The Nobel peace laureate made the speech in Westminster Hall - the most historic part of the Palace of Westminster - a rare honour, normally only accorded to heads of state.
Speaking to politicians past and present she said she was seeking practical help to address the problems still besetting her country.
In particular, she said she hoped the UK could help rebuild the education system while providing new investment for the future.
"I am here in part to ask for practical help, help as a friend and an equal, in support of the reforms which can bring better lives, greater opportunities, to the people of Burma who have been for so long deprived of their rights and their place in the world," she said.
"My country today stands at the start of a journey towards, I hope, a better future. So many hills remain to be climbed, chasms to be bridged, obstacles to be breached.
"Our own determination can get us so far. The support of the people of Britainand of peoples around the world can get us so much further."
Ms Suu Kyi said that after independence Burma was briefly regarded as "the country most likely to succeed in South East Asia".
"Things did not, however, go entirely to plan. They often don't in Burma, and indeed in the rest of the world.
"Now once again we have an opportunity to establish true democracy in Burma. It is an opportunity for which we have waited many decades.
"If we do not use this opportunity, if we do not get things right this time around, it may be several decades more before a similar opportunity arises again."
Her appearance before MPs and peers followed her emotional return on Wednesday to Oxford - the city where she studied in the 1960s and where she settled with her late husband, the Tibetan scholar Michael Aris, in the 1980s.
Earlier, Ms Suu Kyi held a news conference at Number 10 with Prime Minister David Cameron.

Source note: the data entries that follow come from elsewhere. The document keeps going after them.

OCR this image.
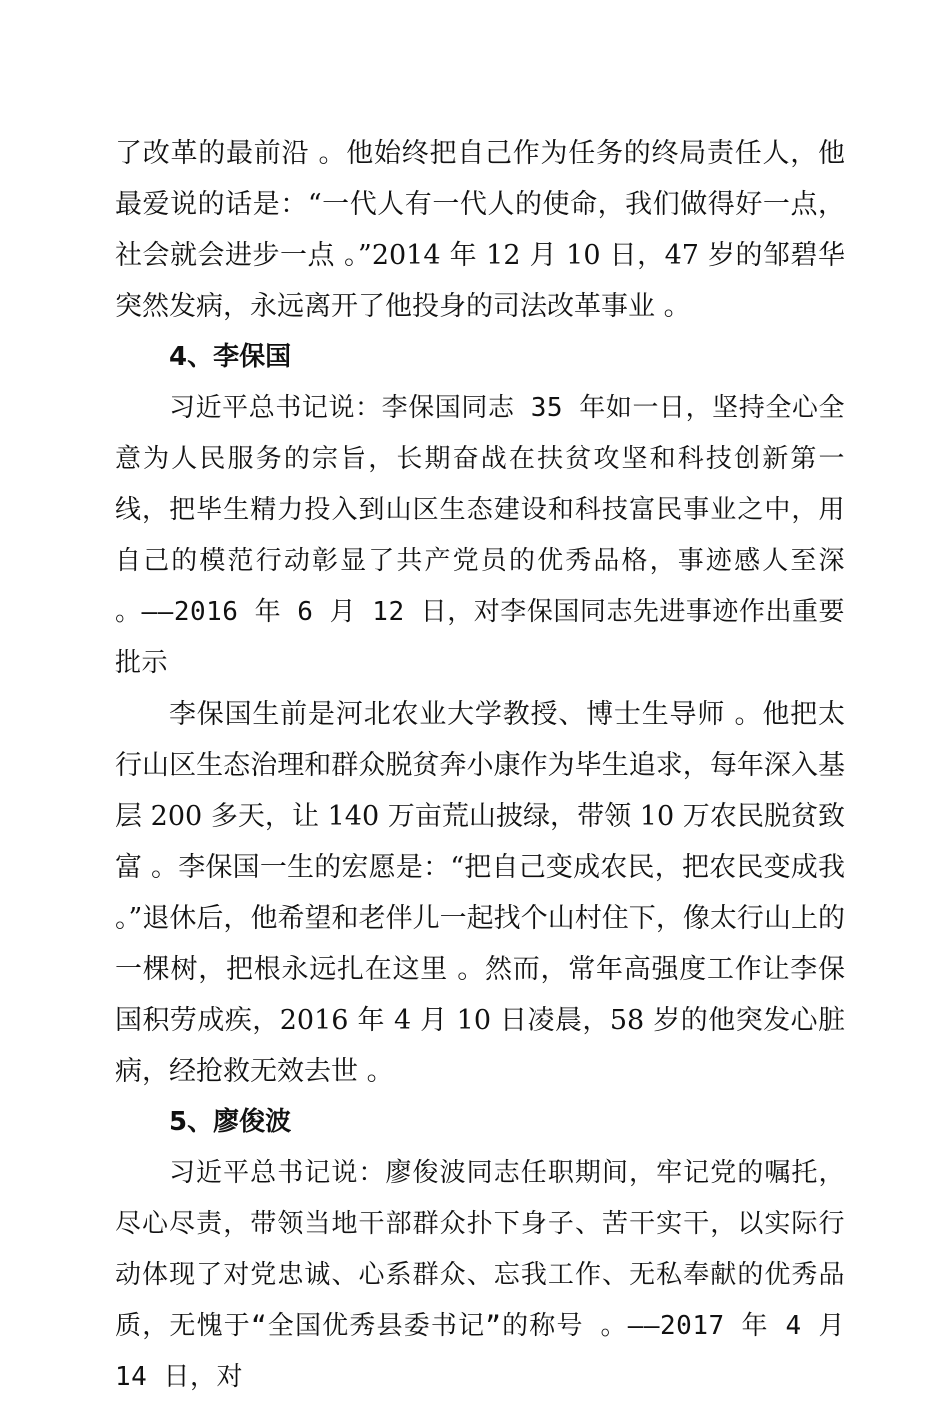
了改革的最前沿 。他始终把自己作为任务的终局责任人，他最爱说的话是：“一代人有一代人的使命，我们做得好一点，社会就会进步一点 。”2014 年 12 月 10 日，47 岁的邹碧华突然发病，永远离开了他投身的司法改革事业 。

4、李保国

习近平总书记说：李保国同志 35 年如一日，坚持全心全意为人民服务的宗旨，长期奋战在扶贫攻坚和科技创新第一线，把毕生精力投入到山区生态建设和科技富民事业之中，用自己的模范行动彰显了共产党员的优秀品格，事迹感人至深 。——2016 年 6 月 12 日，对李保国同志先进事迹作出重要批示

李保国生前是河北农业大学教授、博士生导师 。他把太行山区生态治理和群众脱贫奔小康作为毕生追求，每年深入基层 200 多天，让 140 万亩荒山披绿，带领 10 万农民脱贫致富 。李保国一生的宏愿是：“把自己变成农民，把农民变成我 。”退休后，他希望和老伴儿一起找个山村住下，像太行山上的一棵树，把根永远扎在这里 。然而，常年高强度工作让李保国积劳成疾，2016 年 4 月 10 日凌晨，58 岁的他突发心脏病，经抢救无效去世 。

5、廖俊波

习近平总书记说：廖俊波同志任职期间，牢记党的嘱托，尽心尽责，带领当地干部群众扑下身子、苦干实干，以实际行动体现了对党忠诚、心系群众、忘我工作、无私奉献的优秀品质，无愧于“全国优秀县委书记”的称号 。——2017 年 4 月 14 日，对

The Prime Minister said Ms Suu Kyi's visit to Britain was "a great moment, that few expected and few dared to hope for", the Prime Minister said as they stood side by side at a Number 10 press conference.
"Over these years you have been a symbol of courage and of hope for our people and for your people and around the world," he said.
"Your example has inspired people across the world and it's inspired people here in Britain too.
"So it's an honour to have you here today, and in Parliament where you will speak shortly."
Ms Suu Kyi said Burma is about to go down a "most difficult road" and that now more than ever, the country's friends need to be "watchdogs".
Mr Cameron said Britain would be a "staunch" supporter of Burma's steps towards democracy and confirmed that he had also invited President Thein Sein to visit the UK.